Mas não seria mais adequado que a Igreja Católica se ativesse ao texto sagrado, em vez de inventar fórmulas mnemônicas, isto é, fáceis de guardar na memória? Não. Porque, com a vinda de Cristo, foram abolidas todas as prescrições do Antigo Testamento, exceto as de direito natural [9].
No Antigo Testamento, com efeito, havia prescrições de três naturezas ou ordens distintas. As cerimoniais, ou rituais, não valem para o Novo Testamento. Serviam, na qualidade de imagens e símbolos, como preparação para o Novo, cujo culto foi estabelecido por Nosso Senhor com a instituição dos sacramentos.
Outras eram jurídicas ou judiciais e compunham uma espécie de “Código Civil” dos judeus. Afinal, o povo de Deus, no Antigo Testamento, era um organismo político, fundado numa comunidade de fé e de raça, a fé de Abraão e a raça dele descendente. Eram leis políticas, processuais e administrativas. Também estas foram abolidas, uma vez que o povo da Nova Aliança, isto é, a Igreja, compõe-se de membros de todas as raças, espalhados em todas as nações e pertencentes a diferentes comunidades políticas. Os cristãos estão toto orbe diffusi, espalhados pelo mundo inteiro, de modo que tais leis não têm mais razão de ser.
O terceiro e último tipo de prescrições compreende as de direito natural, ou seja, inscritas na natureza mesma das coisas. O preceito: “Não matar” não precisava estar escrito nos Dez Mandamentos. Ele já está inscrito na natureza humana: matar o inocente é sempre, sem exceção, injusto. É por isso que a Igreja não se apega à letra de um ou de outro texto bíblico em particular. O Decálogo nos foi dado para garantir que saibamos o que, em princípio, deveria ser óbvio.
Com efeito, o pecado original nos leva a distorcer a realidade, e aquilo que a inteligência poderia enxergar por si mesma acaba obscurecido por influência de paixões desordenadas. Se Deus revela a Moisés as “Dez Palavras”, é para garantir que o povo irá segui-las, sem escusas [10]. Nesse caso, a formulação não é o essencial; o importante é a essência do mandamento, o que está na natureza e, estando escrito ou não, é em si mesmo obrigatório.

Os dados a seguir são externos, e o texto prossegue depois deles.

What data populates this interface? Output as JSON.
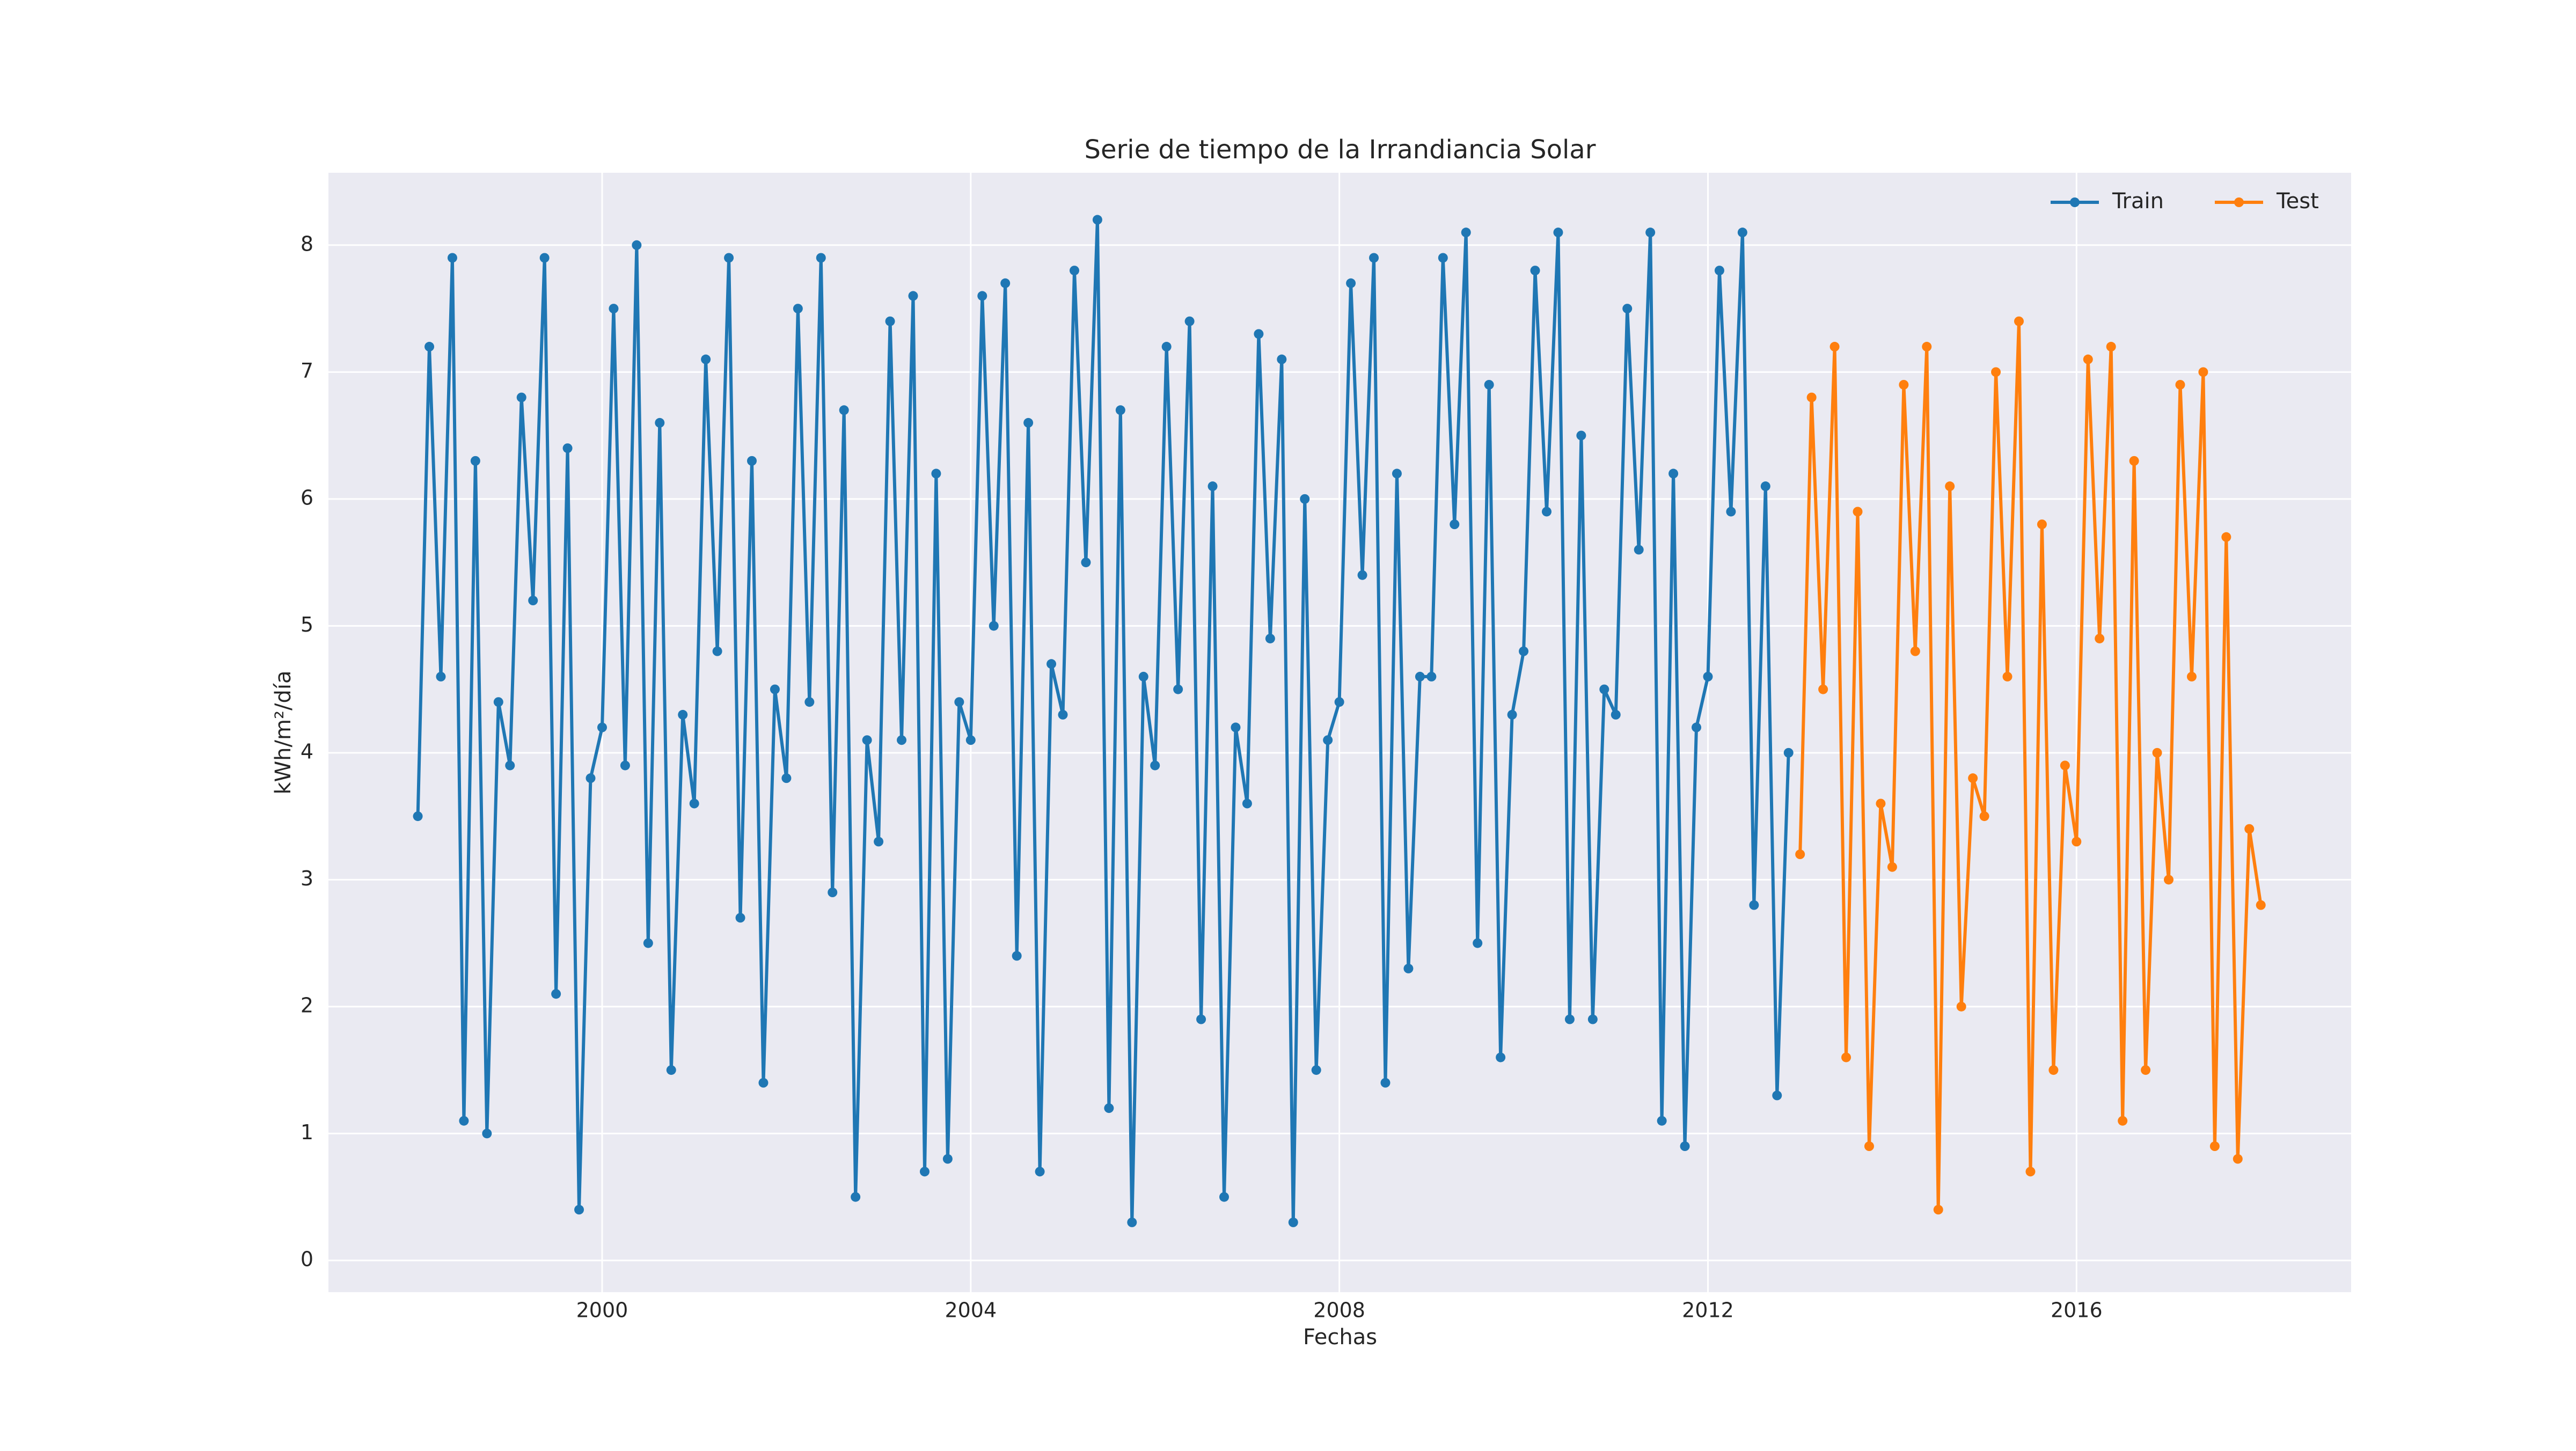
{
  "chart_data": {
    "type": "line",
    "title": "Serie de tiempo de la Irrandiancia Solar",
    "x_label": "Fechas",
    "y_label": "kWh/m²/día",
    "xlim": [
      1997.03,
      2018.98
    ],
    "xticks": [
      2000,
      2004,
      2008,
      2012,
      2016
    ],
    "ylim": [
      -0.25,
      8.57
    ],
    "yticks": [
      0,
      1,
      2,
      3,
      4,
      5,
      6,
      7,
      8
    ],
    "grid": true,
    "legend": "upper right",
    "background": "#eaeaf2",
    "series": [
      {
        "name": "Train",
        "color": "#1f77b4",
        "x": [
          1998.0,
          1998.125,
          1998.25,
          1998.375,
          1998.5,
          1998.625,
          1998.75,
          1998.875,
          1999.0,
          1999.125,
          1999.25,
          1999.375,
          1999.5,
          1999.625,
          1999.75,
          1999.875,
          2000.0,
          2000.125,
          2000.25,
          2000.375,
          2000.5,
          2000.625,
          2000.75,
          2000.875,
          2001.0,
          2001.125,
          2001.25,
          2001.375,
          2001.5,
          2001.625,
          2001.75,
          2001.875,
          2002.0,
          2002.125,
          2002.25,
          2002.375,
          2002.5,
          2002.625,
          2002.75,
          2002.875,
          2003.0,
          2003.125,
          2003.25,
          2003.375,
          2003.5,
          2003.625,
          2003.75,
          2003.875,
          2004.0,
          2004.125,
          2004.25,
          2004.375,
          2004.5,
          2004.625,
          2004.75,
          2004.875,
          2005.0,
          2005.125,
          2005.25,
          2005.375,
          2005.5,
          2005.625,
          2005.75,
          2005.875,
          2006.0,
          2006.125,
          2006.25,
          2006.375,
          2006.5,
          2006.625,
          2006.75,
          2006.875,
          2007.0,
          2007.125,
          2007.25,
          2007.375,
          2007.5,
          2007.625,
          2007.75,
          2007.875,
          2008.0,
          2008.125,
          2008.25,
          2008.375,
          2008.5,
          2008.625,
          2008.75,
          2008.875,
          2009.0,
          2009.125,
          2009.25,
          2009.375,
          2009.5,
          2009.625,
          2009.75,
          2009.875,
          2010.0,
          2010.125,
          2010.25,
          2010.375,
          2010.5,
          2010.625,
          2010.75,
          2010.875,
          2011.0,
          2011.125,
          2011.25,
          2011.375,
          2011.5,
          2011.625,
          2011.75,
          2011.875,
          2012.0,
          2012.125,
          2012.25,
          2012.375,
          2012.5,
          2012.625,
          2012.75,
          2012.875
        ],
        "values": [
          3.5,
          7.2,
          4.6,
          7.9,
          1.1,
          6.3,
          1.0,
          4.4,
          3.9,
          6.8,
          5.2,
          7.9,
          2.1,
          6.4,
          0.4,
          3.8,
          4.2,
          7.5,
          3.9,
          8.0,
          2.5,
          6.6,
          1.5,
          4.3,
          3.6,
          7.1,
          4.8,
          7.9,
          2.7,
          6.3,
          1.4,
          4.5,
          3.8,
          7.5,
          4.4,
          7.9,
          2.9,
          6.7,
          0.5,
          4.1,
          3.3,
          7.4,
          4.1,
          7.6,
          0.7,
          6.2,
          0.8,
          4.4,
          4.1,
          7.6,
          5.0,
          7.7,
          2.4,
          6.6,
          0.7,
          4.7,
          4.3,
          7.8,
          5.5,
          8.2,
          1.2,
          6.7,
          0.3,
          4.6,
          3.9,
          7.2,
          4.5,
          7.4,
          1.9,
          6.1,
          0.5,
          4.2,
          3.6,
          7.3,
          4.9,
          7.1,
          0.3,
          6.0,
          1.5,
          4.1,
          4.4,
          7.7,
          5.4,
          7.9,
          1.4,
          6.2,
          2.3,
          4.6,
          4.6,
          7.9,
          5.8,
          8.1,
          2.5,
          6.9,
          1.6,
          4.3,
          4.8,
          7.8,
          5.9,
          8.1,
          1.9,
          6.5,
          1.9,
          4.5,
          4.3,
          7.5,
          5.6,
          8.1,
          1.1,
          6.2,
          0.9,
          4.2,
          4.6,
          7.8,
          5.9,
          8.1,
          2.8,
          6.1,
          1.3,
          4.0
        ]
      },
      {
        "name": "Test",
        "color": "#ff7f0e",
        "x": [
          2013.0,
          2013.125,
          2013.25,
          2013.375,
          2013.5,
          2013.625,
          2013.75,
          2013.875,
          2014.0,
          2014.125,
          2014.25,
          2014.375,
          2014.5,
          2014.625,
          2014.75,
          2014.875,
          2015.0,
          2015.125,
          2015.25,
          2015.375,
          2015.5,
          2015.625,
          2015.75,
          2015.875,
          2016.0,
          2016.125,
          2016.25,
          2016.375,
          2016.5,
          2016.625,
          2016.75,
          2016.875,
          2017.0,
          2017.125,
          2017.25,
          2017.375,
          2017.5,
          2017.625,
          2017.75,
          2017.875,
          2018.0
        ],
        "values": [
          3.2,
          6.8,
          4.5,
          7.2,
          1.6,
          5.9,
          0.9,
          3.6,
          3.1,
          6.9,
          4.8,
          7.2,
          0.4,
          6.1,
          2.0,
          3.8,
          3.5,
          7.0,
          4.6,
          7.4,
          0.7,
          5.8,
          1.5,
          3.9,
          3.3,
          7.1,
          4.9,
          7.2,
          1.1,
          6.3,
          1.5,
          4.0,
          3.0,
          6.9,
          4.6,
          7.0,
          0.9,
          5.7,
          0.8,
          3.4,
          2.8
        ]
      }
    ]
  }
}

Assim, o preceito: “Não cometer adultério”, a Igreja o adapta e lhe dá uma formulação mais abrangente: “Não pecar contra castidade”. Afinal, o adultério não é o único pecado de impureza. Proíbe-se o adultério como pecado sexual por antonomásia. Uma vez, porém, que o cristianismo sai do âmbito judaico, torna-se necessário falar dos costumes pagãos. Ora, os judeus tinham uma moral sexual relativamente tranquila e ordenada; mas, quando São Paulo começou a pregar às nações, surgiu a necessidade de abordar assuntos não tratados por Jesus, ao menos não diretamente.
Jesus não falou, por exemplo, de homossexualismo, de lesbianismo e de incesto; e, no entanto, o Apóstolo teve de tratar de tudo isso, além de outras práticas estranhas aos costumes judaicos. São atos imorais, mesmo que não estejam escritos na Bíblia, porque são contrários à natureza da sexualidade humana.
Sim, a Igreja tem uma formulação do Decálogo mais fácil de guardar e clara [11], mas não se trata de “corrigir” nem de “melhorar” a Bíblia. É que estamos aqui no Antigo Testamento, num estágio da revelação ainda preparatório. Na plenitude dos tempos, com a revelação de Cristo, a graça que opera em nossos corações auxilia a razão a captar a Lei não só com clareza, mas com maior profundidade.
Em resumo, a formulação dos Dez Mandamentos ensinada pela Igreja Católica tem o propósito catequético — por isso, é mais curta — de ajudar o fiel a pôr em prática leis escritas, sim, na Bíblia, mas inscritas antes de tudo na natureza das coisas — por isso, não é mera repetição da Escritura.